Search code examples
hivewindowing

Hive Windowing : distinct results on partition


Hello I was learning WINDOWING functionality of Hive, and came across a problem.

I was trying to find the number of customer in a month:

my_table:

  • date_in_out: date of acquisition
  • rate_plan_name : string
  • stock: int
  • incomers: int

I do a partition on 3 variables: the year / month of acquisition and rate_plan


SELECT (first_value(stock) OVER w + sum(incomers) OVER w) AS stock_monthly,
year(date_in_out) AS year_in,
month(date_in_out) AS month_in,
rate_plan_name
FROM my_table
WINDOW w AS (PARTITION BY rate_plan_name, year(date_in_out), month(date_in_out) ORDER BY date_in_out ASC);

I got the result

enter image description here

I get different monthly_stock values, whereas year_in / month_in and rate_plan_name are the same in my dataset.

My question is why is this value different ? I would expect it to the same here.


Solution

  • With an order by date_in_out in the window specification, sum gets computed for every row.

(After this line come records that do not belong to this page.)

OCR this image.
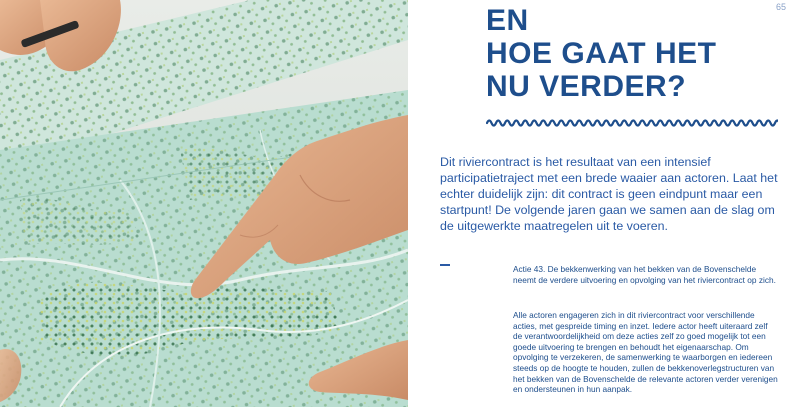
65
EN
HOE GAAT HET
NU VERDER?

Dit riviercontract is het resultaat van een intensief participatietraject met een brede waaier aan actoren. Laat het echter duidelijk zijn: dit contract is geen eindpunt maar een startpunt! De volgende jaren gaan we samen aan de slag om de uitgewerkte maatregelen uit te voeren.

Actie 43. De bekkenwerking van het bekken van de Bovenschelde neemt de verdere uitvoering en opvolging van het riviercontract op zich.

Alle actoren engageren zich in dit riviercontract voor verschillende acties, met gespreide timing en inzet. Iedere actor heeft uiteraard zelf de verantwoordelijkheid om deze acties zelf zo goed mogelijk tot een goede uitvoering te brengen en behoudt het eigenaarschap. Om opvolging te verzekeren, de samenwerking te waarborgen en iedereen steeds op de hoogte te houden, zullen de bekkenoverlegstructuren van het bekken van de Bovenschelde de relevante actoren verder verenigen en ondersteunen in hun aanpak.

If you need it aggregated at a year month level, use

    WINDOW w AS (PARTITION BY rate_plan_name, year(date_in_out), month(date_in_out))
    

    But note that first_value still needs an order by.

    I think you are looking for,

    SELECT first_value(stock) OVER(w ORDER BY date_in_out) + sum(incomers) OVER w AS stock_monthly,
    year(date_in_out) AS year_in,
    month(date_in_out) AS month_in,
    rate_plan_name
    FROM my_table
    WINDOW w AS (PARTITION BY rate_plan_name, year(date_in_out), month(date_in_out))